The Italian journalist claims: “Pope Francis loves the geometric figure of the polyhedron and often uses it to describe reality. One could say, making a comparison, that this is a multifaceted papacy because it is difficult to see all the faces and facets of him.” And he suggests, “the pragmatic approach risks creating a two-speed Papacy: one that is attentive to public opinion and one that instead, precisely because of this pragmatism, isolates itself and leaves a pope alone in command, and thus exposed to his own mistakes.”

Provisory Assessment of the Pontificate

Nevertheless, Andrea Gagliarducci states in an previous article on Monday Vatican (November 21, 2022), that “Pope Francis’s pontificate began with intense media hype and the hope that there would be a fundamental change not so much in the Church but in the management of the Church. In question, at the time of the conclave, was not the doctrine but rather the administration, how the Church had responded to the scandals, and how the Church had been able to respond to these scandals.”

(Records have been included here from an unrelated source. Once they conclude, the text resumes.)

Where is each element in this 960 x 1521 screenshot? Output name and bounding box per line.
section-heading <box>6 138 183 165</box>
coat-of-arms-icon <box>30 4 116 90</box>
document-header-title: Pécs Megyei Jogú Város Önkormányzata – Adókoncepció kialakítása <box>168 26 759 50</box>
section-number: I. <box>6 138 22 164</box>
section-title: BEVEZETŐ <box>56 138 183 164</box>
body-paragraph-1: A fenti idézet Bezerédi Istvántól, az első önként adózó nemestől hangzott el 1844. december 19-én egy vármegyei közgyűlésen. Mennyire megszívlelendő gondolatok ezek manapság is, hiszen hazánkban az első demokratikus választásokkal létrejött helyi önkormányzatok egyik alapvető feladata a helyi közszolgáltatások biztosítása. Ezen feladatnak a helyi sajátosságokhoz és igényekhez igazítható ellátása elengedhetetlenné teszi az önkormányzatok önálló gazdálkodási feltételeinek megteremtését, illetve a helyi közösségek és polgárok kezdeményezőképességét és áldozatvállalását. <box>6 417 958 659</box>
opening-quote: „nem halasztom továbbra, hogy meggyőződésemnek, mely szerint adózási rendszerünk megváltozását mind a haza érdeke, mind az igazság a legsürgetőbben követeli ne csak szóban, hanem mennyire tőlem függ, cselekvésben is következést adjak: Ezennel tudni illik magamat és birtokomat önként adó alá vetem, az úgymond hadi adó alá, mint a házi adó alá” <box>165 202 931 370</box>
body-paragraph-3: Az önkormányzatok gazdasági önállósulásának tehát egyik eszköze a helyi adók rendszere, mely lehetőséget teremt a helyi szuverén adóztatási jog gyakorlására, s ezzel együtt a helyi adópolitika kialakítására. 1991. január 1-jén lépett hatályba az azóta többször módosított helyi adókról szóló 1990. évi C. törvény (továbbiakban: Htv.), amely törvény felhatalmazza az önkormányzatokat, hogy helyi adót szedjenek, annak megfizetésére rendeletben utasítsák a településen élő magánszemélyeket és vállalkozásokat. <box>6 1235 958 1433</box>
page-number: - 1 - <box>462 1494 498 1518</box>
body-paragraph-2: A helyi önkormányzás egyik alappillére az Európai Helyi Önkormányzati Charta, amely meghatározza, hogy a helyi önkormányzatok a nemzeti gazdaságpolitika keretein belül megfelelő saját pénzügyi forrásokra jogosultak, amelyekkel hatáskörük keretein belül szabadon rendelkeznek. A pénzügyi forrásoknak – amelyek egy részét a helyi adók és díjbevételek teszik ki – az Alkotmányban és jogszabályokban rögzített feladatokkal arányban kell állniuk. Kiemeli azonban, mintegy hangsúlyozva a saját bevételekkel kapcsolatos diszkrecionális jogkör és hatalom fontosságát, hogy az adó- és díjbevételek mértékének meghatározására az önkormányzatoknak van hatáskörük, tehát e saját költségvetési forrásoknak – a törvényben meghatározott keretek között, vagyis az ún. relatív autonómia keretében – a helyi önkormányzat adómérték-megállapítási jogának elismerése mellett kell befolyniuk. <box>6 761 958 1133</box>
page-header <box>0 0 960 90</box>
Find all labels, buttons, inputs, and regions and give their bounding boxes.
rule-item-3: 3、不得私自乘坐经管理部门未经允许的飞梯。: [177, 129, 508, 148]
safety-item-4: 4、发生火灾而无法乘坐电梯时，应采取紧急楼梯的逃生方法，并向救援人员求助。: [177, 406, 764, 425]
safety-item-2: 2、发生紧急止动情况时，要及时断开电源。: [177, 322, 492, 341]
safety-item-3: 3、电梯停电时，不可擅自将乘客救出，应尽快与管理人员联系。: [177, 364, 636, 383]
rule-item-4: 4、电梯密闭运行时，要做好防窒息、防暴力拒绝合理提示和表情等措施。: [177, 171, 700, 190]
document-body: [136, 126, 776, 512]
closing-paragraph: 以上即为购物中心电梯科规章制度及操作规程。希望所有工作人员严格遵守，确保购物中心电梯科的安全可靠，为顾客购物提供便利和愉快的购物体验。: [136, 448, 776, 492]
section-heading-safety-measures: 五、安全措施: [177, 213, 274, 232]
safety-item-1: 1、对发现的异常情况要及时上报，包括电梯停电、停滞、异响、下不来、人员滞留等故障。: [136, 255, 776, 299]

Now, after nearly 10 years of this pontificate, what is it exactly? The journalist answers: “The attacks on the finance of the Holy See in 2012 were also dictated by the fact that the Holy See was setting up a system that broke away from the usual influences, especially Italian ones, adhering to the best international standards. Ten years later, the Holy See’s management is again firmly in the hands of Italians regarding anti-money laundering.”

He continues: “10 years later, abuse scandals still make headlines and are still used like clockwork. An alleged case of bad behavior led to the resignation of the archbishop of Paris, Michel Aupetit, accepted by the Pope ‘on the altar of hypocrisy.’”

And he adds: “Pope Francis established several commissions during his pontificate until he promulgated a reform of the Curia, which, in his intentions, should have made everything more functional. But this is still not the case because there are no transitional rules.”

“After all, some changes are simple amalgamations that do not have much practical use because, in the end, there is no underlying philosophy. There is much talk of the synodal Church and of listening, less discussion of the Church’s [magisterial] proposal.”

The Predictable Effects

Andrea Gagliarducci then makes a disquieting, but lucid, prediction foreseeing “several long-term effects”: “The first is the loss of awareness of the institutionality of the Church. Passing from an organism that teaches to an organism that listens, the Holy See becomes only an accessory in passing for many.”

“It is not a point of arrival, and it is not a starting point. It does not have a defined philosophy. If the institution does not count, then even the work done in the institution can be superficial. This is a real risk, although it still seems a long way off.”

An he adds the loss of the sovereignty of the Holy See: “Some initiatives, such as financial centralization or relying on external auditing companies, seriously jeopardize the very sovereignty of the Holy See.”

“But if sovereignty is only considered functional and not substantial, it is not crucial that it is put at risk. At least, not for Pope Francis. Who, in the end, always decides on his own, and by deciding on his chances, not seeing the problems in their entirety.”

The Vaticanist emphasizes the loss of magisterial authority, “Finally, there is the risk of a Church that listens a lot, but teaches little. It is the risk of the synodal Church and excessive democratization of the Church.” And he laments: “These are issues that could be resolved with a precise theological direction. But this is precisely what is missing. And the effects of the pontificate will be seen in the years to come.”